If you can’t open a deductible IRA, you’re pretty much limited to scrounging around for additional deductions if you want to reduce your 2010 taxes.

As long as you have your finances spread out on the table around you, however, why not look to see what steps you can take to reduce this year’s taxes?

Start with the proposition that the higher your tax rate, the less you’re going to like anything taxed at the same rate as income. True, the taxes on interest from a CD wouldn’t buy a rivet on an aircraft carrier, but sooner or later, rates will go up.

So make sure that most of your income-generating investments, such as CDs, bonds and money market funds, are in tax-sheltered accounts, such as IRAs and 401(k)s. As much as possible, keep stocks and stock mutual funds in taxable accounts. “It would be foolish to put stocks in retirement accounts and bonds in a taxable account,” says Gary Schatsky, a financial planner. “You’d be passing on spectacular opportunities that our tax code offers.”

You normally don’t hear “spectacular opportunities” and “tax code” in the same sentence, but Schatsky has a great point. If you put your stocks in a retirement account, such as a 401(k), your withdrawals will be taxed at ordinary income tax rates.

But, as any CEO knows, long-term capital gains are taxed at a maximum 15%, as are most dividends. Someone who makes $1 million in profit from a stock sale pays 15% on his gains if he has held them for a year; someone who gets income of $1 million pays a maximum 37.5%.

Furthermore, stocks offer multiple ways to reduce your tax bill.

*Losses. You can use a capital loss to offset any amount of gains. If you have more losses than gains, you can deduct up to $3,000 of your losses from your income and carry forward any unused losses to the next tax year.

If you’re sitting on a big loss, but are hoping the stock market will turn around, you can buy another fund the same day, provided it’s not substantially similar. For example, you could sell an equity-income fund and buy an S&P 500 index fund and get the loss. If you buy a substantially similar fund within 30 days, the IRS will disallow your losses.

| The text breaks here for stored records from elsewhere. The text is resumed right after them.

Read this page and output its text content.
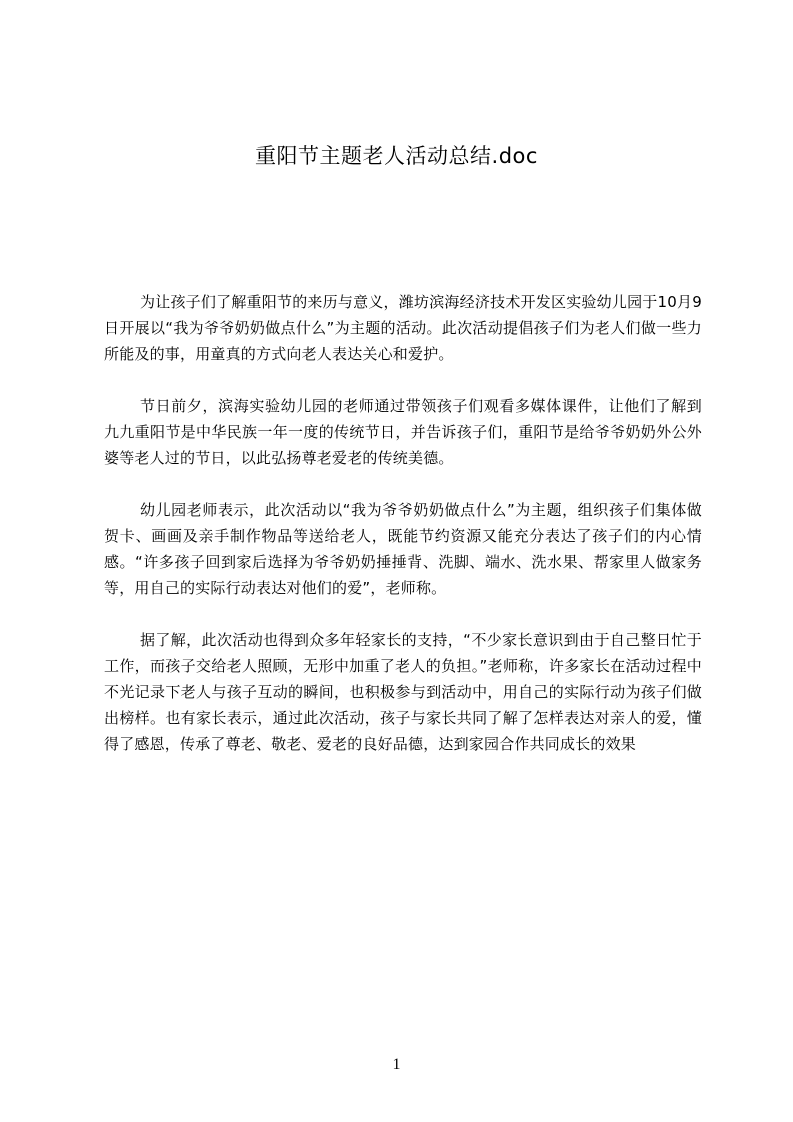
重阳节主题老人活动总结.doc

为让孩子们了解重阳节的来历与意义，潍坊滨海经济技术开发区实验幼儿园于10月9日开展以“我为爷爷奶奶做点什么”为主题的活动。此次活动提倡孩子们为老人们做一些力所能及的事，用童真的方式向老人表达关心和爱护。

节日前夕，滨海实验幼儿园的老师通过带领孩子们观看多媒体课件，让他们了解到九九重阳节是中华民族一年一度的传统节日，并告诉孩子们，重阳节是给爷爷奶奶外公外婆等老人过的节日，以此弘扬尊老爱老的传统美德。

幼儿园老师表示，此次活动以“我为爷爷奶奶做点什么”为主题，组织孩子们集体做贺卡、画画及亲手制作物品等送给老人，既能节约资源又能充分表达了孩子们的内心情感。“许多孩子回到家后选择为爷爷奶奶捶捶背、洗脚、端水、洗水果、帮家里人做家务等，用自己的实际行动表达对他们的爱”，老师称。

据了解，此次活动也得到众多年轻家长的支持，“不少家长意识到由于自己整日忙于工作，而孩子交给老人照顾，无形中加重了老人的负担。”老师称，许多家长在活动过程中不光记录下老人与孩子互动的瞬间，也积极参与到活动中，用自己的实际行动为孩子们做出榜样。也有家长表示，通过此次活动，孩子与家长共同了解了怎样表达对亲人的爱，懂得了感恩，传承了尊老、敬老、爱老的良好品德，达到家园合作共同成长的效果

1
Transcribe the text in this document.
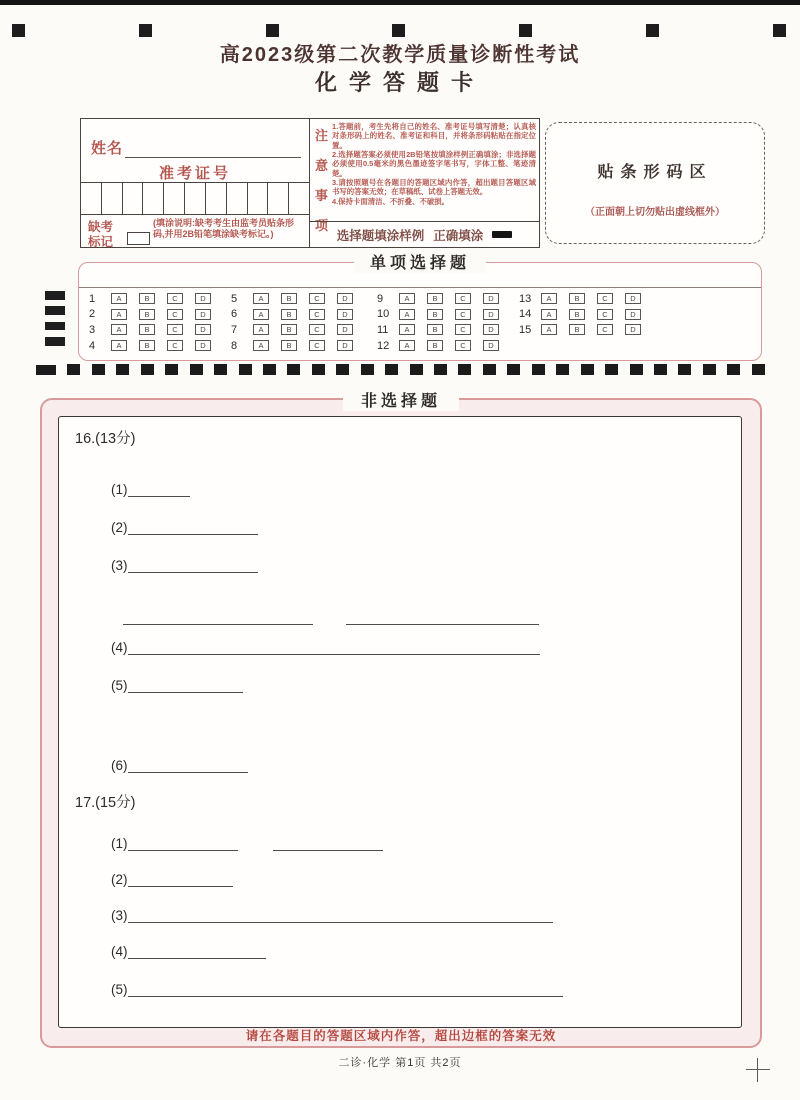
高2023级第二次教学质量诊断性考试
化学答题卡
姓名
准考证号
缺考
标记
(填涂说明:缺考考生由监考员贴条形码,并用2B铅笔填涂缺考标记。)
注
意
事
项
1.答题前，考生先将自己的姓名、准考证号填写清楚；认真核对条形码上的姓名、准考证和科目，并将条形码粘贴在指定位置。
2.选择题答案必须使用2B铅笔按填涂样例正确填涂；非选择题必须使用0.5毫米的黑色墨迹签字笔书写，字体工整、笔迹清楚。
3.请按照题号在各题目的答题区域内作答，超出题目答题区域书写的答案无效；在草稿纸、试卷上答题无效。
4.保持卡面清洁、不折叠、不破损。
选择题填涂样例 正确填涂
贴条形码区
（正面朝上切勿贴出虚线框外）
单项选择题
1	A	B	C	D
2	A	B	C	D
3	A	B	C	D
4	A	B	C	D
5	A	B	C	D
6	A	B	C	D
7	A	B	C	D
8	A	B	C	D
9	A	B	C	D
10	A	B	C	D
11	A	B	C	D
12	A	B	C	D
13	A	B	C	D
14	A	B	C	D
15	A	B	C	D
非选择题
16.(13分)
(1)
(2)
(3)
(4)
(5)
(6)
17.(15分)
(1)
(2)
(3)
(4)
(5)
请在各题目的答题区域内作答，超出边框的答案无效
二诊·化学 第1页 共2页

*Gains. You won’t owe any taxes on a winning fund until you sell it. (The one exception is the annoying capital gains distribution that most funds make late in the year, but you can use losses to eliminate the taxes on those.)

Taxable accounts offer other ways to get rid of gains. If you donate appreciated stock to charity, you can deduct the market value of the stock and pay no taxes on the gains. If you’re especially tax-averse, you can die. Your heirs will be able to calculate their gains based on the stock’s price when you die — which, one hopes, is higher than when you bought it. Not that you’ll care.

True, you could put your stocks in a Roth IRA, in which case withdrawals won’t be taxed. But you still won’t be able to take advantage of your losses.

As always, don’t let the tax tail wag the dog. If your employer offers a 401(k) match, contribute at least as much as the match, even if your overall allocation dictates that some of that money be invested in stocks. You’ll reduce your taxable income and get free money — which certainly beats trying to find extra deductions in your shoebox.